UPenn Shows that High Schoolers Who Use AI Incorrectly Underperform in Math

IBL News | New York

A study from the University of Pennsylvania’s Wharton School showed that High school students who use generative AI to prepare for math exams performed worse on the tests than those who didn’t use the tools.

UPenn’s report, which involved nearly a thousand students, found that access to generative AI tutors can improve student performance in practicing math problems. However, copying and pasting answers leads students to engage less with the material.

Experts say that an ideal scenario would involve a personal tutor for every student, but AI-driven learning still faces many hurdles. However, many educators have struggled to find the best ways to incorporate AI into the classroom.

“A key remaining question is how generative AI affects learning, namely, how humans acquire new skills as they perform tasks.”

This is UPenn’s explanation:

“In a field experiment, we deployed and evaluated two GPT-based tutors, one that mimics a standard ChatGPT interface (called GPT Base) and one with prompts designed to safeguard learning (called GPT Tutor).

These tutors comprise about 15% of the curriculum in each of the three grades. Consistent with prior work, our results show that access to GPT-4 significantly improves performance (48% improvement for GPT Base and 127% for GPT Tutor).
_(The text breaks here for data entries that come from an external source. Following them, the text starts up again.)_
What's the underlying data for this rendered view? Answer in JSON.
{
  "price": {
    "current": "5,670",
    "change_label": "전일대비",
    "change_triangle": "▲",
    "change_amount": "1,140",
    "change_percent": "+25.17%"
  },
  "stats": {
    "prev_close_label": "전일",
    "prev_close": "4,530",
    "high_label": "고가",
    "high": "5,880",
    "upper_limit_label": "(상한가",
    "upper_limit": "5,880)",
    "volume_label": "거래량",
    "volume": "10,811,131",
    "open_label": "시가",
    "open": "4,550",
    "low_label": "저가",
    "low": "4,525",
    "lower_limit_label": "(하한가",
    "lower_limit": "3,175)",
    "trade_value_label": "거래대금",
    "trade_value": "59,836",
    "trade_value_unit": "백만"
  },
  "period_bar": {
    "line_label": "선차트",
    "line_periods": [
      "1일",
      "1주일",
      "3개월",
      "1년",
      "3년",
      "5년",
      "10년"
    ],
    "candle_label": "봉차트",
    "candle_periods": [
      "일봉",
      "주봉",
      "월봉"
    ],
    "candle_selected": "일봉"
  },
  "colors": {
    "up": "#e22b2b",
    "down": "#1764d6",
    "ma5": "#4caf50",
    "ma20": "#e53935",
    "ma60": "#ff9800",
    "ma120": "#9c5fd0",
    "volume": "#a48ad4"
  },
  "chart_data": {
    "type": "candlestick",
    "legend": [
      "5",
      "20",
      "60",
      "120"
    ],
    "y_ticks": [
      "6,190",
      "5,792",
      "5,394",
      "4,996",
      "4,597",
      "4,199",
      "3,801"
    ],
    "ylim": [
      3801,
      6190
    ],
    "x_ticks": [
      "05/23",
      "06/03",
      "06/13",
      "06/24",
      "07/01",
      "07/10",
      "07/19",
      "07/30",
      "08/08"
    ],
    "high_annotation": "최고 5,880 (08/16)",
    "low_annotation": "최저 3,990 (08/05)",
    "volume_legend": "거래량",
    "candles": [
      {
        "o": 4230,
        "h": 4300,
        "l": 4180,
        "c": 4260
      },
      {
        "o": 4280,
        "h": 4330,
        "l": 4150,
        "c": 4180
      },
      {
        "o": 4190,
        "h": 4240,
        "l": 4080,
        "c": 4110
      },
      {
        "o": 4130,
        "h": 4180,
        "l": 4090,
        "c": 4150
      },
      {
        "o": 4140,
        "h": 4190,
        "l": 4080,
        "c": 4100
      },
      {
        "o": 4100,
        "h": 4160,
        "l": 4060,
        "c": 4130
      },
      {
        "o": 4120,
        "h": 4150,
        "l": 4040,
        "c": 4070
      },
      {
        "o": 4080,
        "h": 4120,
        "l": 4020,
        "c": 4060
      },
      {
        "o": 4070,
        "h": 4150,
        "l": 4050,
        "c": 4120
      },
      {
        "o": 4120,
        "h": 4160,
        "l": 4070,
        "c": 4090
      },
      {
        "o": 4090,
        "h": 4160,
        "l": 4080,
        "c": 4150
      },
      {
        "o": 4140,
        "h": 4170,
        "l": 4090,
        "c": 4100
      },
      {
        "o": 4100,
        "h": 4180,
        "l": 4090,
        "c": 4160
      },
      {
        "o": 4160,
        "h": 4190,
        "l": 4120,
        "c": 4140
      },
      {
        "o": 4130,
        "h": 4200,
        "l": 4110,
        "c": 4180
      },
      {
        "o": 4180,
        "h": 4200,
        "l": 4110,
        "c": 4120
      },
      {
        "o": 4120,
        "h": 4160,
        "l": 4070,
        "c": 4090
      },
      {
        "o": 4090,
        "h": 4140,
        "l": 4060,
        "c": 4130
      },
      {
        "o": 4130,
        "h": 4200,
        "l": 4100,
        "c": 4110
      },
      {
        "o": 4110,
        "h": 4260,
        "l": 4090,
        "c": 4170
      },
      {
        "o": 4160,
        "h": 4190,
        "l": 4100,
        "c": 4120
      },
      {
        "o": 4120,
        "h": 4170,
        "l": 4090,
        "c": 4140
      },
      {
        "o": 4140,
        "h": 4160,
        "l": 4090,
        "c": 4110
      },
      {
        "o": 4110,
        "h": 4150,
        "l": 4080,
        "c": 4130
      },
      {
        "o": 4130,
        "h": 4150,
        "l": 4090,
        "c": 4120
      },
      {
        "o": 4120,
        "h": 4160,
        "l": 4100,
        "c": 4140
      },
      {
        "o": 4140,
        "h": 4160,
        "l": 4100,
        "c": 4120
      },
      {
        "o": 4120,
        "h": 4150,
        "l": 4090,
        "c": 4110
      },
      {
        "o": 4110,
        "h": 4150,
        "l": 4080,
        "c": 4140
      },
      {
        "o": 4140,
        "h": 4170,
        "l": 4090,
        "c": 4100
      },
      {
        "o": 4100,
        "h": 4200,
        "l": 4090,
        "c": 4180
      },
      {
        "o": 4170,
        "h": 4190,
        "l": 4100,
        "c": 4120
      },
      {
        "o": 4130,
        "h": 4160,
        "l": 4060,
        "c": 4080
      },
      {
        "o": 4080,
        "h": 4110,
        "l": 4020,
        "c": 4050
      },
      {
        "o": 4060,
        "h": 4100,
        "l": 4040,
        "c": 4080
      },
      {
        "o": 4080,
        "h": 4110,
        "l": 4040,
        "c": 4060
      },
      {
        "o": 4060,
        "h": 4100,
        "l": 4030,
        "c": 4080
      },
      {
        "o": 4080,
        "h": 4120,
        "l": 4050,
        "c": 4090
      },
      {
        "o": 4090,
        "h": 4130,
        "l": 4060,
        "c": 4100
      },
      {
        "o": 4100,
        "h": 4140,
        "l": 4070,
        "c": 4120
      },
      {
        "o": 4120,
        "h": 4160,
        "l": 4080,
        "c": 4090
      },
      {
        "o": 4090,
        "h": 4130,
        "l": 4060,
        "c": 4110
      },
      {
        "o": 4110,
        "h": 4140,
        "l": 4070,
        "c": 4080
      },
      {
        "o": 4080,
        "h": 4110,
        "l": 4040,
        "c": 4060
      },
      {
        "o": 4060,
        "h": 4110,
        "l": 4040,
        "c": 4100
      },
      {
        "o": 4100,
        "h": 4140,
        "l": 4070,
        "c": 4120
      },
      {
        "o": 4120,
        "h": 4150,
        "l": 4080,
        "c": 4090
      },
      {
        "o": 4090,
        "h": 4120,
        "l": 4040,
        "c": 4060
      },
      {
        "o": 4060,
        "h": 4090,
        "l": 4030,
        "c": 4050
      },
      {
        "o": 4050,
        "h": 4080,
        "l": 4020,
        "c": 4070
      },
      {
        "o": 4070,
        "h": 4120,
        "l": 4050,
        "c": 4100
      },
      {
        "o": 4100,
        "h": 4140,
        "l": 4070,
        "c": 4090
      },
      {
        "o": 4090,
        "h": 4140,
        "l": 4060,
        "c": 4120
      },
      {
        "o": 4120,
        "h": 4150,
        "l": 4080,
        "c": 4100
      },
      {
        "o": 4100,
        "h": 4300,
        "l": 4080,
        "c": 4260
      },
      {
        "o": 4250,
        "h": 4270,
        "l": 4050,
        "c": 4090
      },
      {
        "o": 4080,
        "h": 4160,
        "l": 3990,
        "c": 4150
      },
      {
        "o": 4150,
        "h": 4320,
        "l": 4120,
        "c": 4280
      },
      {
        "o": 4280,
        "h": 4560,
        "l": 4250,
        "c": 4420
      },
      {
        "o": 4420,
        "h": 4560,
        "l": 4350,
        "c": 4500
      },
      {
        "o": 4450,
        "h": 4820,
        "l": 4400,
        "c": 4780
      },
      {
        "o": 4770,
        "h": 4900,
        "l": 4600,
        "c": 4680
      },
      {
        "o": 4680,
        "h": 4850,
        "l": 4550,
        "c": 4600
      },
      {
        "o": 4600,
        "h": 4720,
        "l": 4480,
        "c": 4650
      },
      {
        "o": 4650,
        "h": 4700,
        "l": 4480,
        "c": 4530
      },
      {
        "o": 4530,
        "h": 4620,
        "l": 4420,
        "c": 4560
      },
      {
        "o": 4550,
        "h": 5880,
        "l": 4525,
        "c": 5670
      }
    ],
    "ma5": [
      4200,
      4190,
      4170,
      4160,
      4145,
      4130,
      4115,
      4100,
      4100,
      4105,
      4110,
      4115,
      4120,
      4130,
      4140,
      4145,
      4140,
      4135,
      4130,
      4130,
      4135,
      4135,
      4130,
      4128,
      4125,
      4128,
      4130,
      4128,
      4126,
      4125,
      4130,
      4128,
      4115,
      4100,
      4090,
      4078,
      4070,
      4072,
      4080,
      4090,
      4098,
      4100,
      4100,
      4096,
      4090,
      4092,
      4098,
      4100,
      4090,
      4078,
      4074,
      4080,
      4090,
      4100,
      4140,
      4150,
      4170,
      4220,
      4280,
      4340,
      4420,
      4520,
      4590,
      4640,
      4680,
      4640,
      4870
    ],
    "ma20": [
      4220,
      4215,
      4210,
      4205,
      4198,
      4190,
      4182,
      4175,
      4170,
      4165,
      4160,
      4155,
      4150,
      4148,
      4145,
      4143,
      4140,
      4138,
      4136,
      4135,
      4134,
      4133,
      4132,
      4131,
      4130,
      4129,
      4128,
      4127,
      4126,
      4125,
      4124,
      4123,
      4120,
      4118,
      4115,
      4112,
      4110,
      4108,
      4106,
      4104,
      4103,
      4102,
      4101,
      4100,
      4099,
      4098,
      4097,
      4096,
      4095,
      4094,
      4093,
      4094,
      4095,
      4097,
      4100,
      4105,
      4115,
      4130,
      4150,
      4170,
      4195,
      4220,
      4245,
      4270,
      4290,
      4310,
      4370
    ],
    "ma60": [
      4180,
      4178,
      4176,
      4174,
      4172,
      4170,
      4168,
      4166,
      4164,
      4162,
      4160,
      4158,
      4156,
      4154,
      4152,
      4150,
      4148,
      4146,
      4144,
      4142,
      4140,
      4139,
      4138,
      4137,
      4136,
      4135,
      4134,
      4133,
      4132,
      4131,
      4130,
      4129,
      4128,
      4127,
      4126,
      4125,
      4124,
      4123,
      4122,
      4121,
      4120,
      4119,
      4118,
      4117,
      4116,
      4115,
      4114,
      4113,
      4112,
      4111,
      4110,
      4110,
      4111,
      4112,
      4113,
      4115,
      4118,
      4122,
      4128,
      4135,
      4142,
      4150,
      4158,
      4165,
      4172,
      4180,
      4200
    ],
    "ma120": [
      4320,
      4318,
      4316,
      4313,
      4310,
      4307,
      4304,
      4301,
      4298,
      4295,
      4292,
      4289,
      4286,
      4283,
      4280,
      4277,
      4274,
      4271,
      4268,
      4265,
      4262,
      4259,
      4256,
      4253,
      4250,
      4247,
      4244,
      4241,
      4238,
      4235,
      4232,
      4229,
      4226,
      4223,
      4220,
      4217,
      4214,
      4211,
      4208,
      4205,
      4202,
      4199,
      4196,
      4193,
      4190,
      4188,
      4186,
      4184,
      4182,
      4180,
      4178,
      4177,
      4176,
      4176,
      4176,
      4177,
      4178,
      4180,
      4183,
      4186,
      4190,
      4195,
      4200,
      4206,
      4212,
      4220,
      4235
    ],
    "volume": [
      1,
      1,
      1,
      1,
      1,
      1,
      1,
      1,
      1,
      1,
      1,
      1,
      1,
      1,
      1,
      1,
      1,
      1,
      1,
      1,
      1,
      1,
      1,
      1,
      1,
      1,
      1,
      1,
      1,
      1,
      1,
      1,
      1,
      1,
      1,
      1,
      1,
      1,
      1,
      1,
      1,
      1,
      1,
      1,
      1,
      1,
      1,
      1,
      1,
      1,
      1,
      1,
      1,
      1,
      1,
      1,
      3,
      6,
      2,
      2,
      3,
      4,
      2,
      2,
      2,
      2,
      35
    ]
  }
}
However, we additionally find that when access is subsequently taken away, students actually perform worse than those who never had access (17% reduction for GPT Base).

That is, access to GPT-4 can harm educational outcomes. These negative learning effects are largely mitigated by the safeguards included in GPT Tutor.

Our results suggest that students attempt to use GPT-4 as a “crutch” during practice problem sessions, and when successful, perform worse on their own. Thus, to maintain long-term productivity, we must be cautious when deploying generative AI to ensure humans continue to learn critical skills.”